Before heading to my home in Paris, I was down in the south of France doing research for an essay of French gastronomy of a bygone era.

It was not conducive for my painting but I did sketch non stop. I utilized my ever present midori passport pocket pad.

I enjoyed the challange of such small size, 3×5 to create fully realized pieces.

Some of my reading inspired me to shake things up as I had long been familiar with the size. I started using both sides of the page, holding the pad vertically (so that what were the books edges became the too and bottom).

It was interesting ng in that more space does not necessarily equate to easier .

One has to think of compositional balance differently.

Back in paris. First morning in studio started a painting 5×8. The weather going from overcast to rain has not facilitated progress so I am back to sketching.

I find myself now also combining my own texts to pieces.

Even with the rain, it is great fun adding to myself in a way which shall remain with me.

 

 

 

 

 

Tete de Poisson

20160628_151202Watercolor  Cotton paper 9×12

Walking the fish market w/Louise as they set up.
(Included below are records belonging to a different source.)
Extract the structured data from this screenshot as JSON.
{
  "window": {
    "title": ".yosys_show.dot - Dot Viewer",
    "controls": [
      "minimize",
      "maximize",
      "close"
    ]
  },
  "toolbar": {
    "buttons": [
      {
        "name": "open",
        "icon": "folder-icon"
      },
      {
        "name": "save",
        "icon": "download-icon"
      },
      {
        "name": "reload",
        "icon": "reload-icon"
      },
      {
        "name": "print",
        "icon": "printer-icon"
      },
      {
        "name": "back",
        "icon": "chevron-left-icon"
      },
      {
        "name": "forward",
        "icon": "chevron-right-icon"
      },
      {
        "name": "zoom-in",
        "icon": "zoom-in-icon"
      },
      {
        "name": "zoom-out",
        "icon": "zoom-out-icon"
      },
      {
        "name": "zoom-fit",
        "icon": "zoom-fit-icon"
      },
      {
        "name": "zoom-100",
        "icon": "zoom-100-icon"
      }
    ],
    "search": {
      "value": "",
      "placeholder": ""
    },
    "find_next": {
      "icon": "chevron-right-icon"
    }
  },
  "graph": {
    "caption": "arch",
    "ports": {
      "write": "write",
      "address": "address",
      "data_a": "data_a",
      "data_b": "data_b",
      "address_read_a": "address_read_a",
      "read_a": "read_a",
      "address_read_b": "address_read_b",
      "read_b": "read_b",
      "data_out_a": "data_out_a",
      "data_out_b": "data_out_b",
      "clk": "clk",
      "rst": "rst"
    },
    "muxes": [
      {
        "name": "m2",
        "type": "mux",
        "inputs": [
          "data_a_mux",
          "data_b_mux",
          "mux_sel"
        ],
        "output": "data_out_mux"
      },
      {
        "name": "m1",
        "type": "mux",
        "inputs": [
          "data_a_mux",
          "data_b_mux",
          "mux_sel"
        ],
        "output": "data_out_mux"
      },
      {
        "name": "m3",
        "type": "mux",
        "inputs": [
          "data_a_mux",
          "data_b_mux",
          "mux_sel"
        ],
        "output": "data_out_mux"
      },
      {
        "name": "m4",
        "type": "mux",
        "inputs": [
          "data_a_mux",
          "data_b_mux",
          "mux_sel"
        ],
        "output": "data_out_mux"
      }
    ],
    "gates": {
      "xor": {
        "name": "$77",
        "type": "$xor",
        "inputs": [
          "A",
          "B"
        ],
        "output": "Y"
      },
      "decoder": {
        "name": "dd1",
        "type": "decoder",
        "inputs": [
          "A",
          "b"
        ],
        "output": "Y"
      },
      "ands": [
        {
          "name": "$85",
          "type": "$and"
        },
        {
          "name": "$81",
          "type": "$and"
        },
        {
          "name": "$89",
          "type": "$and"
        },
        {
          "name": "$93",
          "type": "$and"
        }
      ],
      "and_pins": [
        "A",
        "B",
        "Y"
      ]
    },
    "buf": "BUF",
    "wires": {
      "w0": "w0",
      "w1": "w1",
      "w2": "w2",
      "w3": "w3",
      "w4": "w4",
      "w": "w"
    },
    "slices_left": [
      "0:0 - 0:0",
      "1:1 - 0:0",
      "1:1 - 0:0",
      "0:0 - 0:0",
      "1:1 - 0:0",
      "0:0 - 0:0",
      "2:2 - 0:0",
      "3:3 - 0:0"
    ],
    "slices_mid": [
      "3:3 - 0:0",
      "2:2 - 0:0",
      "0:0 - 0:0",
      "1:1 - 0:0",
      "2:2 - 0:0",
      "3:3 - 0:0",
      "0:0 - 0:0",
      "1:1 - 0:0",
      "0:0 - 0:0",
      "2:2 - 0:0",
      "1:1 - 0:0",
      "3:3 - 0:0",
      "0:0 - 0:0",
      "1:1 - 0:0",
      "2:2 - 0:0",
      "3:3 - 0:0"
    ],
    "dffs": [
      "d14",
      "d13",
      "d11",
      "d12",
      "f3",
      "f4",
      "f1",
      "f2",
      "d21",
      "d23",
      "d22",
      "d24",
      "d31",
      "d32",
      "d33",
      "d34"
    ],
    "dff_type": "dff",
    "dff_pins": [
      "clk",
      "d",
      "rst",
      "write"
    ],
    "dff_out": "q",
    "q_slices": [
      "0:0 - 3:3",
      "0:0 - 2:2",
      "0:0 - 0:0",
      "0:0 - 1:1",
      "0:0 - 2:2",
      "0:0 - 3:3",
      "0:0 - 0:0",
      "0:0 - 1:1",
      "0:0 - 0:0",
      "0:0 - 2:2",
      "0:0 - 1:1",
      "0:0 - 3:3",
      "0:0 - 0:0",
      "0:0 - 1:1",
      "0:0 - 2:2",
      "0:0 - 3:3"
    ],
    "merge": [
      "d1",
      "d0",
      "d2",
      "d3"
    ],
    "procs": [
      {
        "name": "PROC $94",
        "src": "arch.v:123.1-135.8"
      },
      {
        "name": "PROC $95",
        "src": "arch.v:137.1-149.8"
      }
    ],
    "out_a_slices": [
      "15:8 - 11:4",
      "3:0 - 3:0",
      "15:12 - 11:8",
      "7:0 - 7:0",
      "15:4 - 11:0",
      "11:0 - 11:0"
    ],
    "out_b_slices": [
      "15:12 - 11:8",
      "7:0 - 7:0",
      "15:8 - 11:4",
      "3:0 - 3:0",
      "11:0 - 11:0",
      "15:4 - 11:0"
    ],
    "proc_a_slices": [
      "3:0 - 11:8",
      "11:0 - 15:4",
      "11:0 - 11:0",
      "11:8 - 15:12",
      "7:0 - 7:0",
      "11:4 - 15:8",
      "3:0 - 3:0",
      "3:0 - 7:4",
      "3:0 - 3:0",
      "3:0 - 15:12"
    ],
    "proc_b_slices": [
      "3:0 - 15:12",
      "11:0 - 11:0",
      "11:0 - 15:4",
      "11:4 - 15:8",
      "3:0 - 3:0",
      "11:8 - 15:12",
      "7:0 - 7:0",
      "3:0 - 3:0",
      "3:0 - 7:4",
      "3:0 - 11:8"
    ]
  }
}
A man originally from Sicily takes a clever to a large tuna. With the first Cleve, blood spurts onto the apron in the shape of one perfect red flower, it is as it has always been. It shows that like his ancestors he knows what he is doing and also a portent of good luck, well, for somebody.

 

 

“Will you buy me a flower?”

“I need some coffee.”

“Not there, my cousin owns that place.”

In one day and a three hour train ride it would be as if I were in a different country.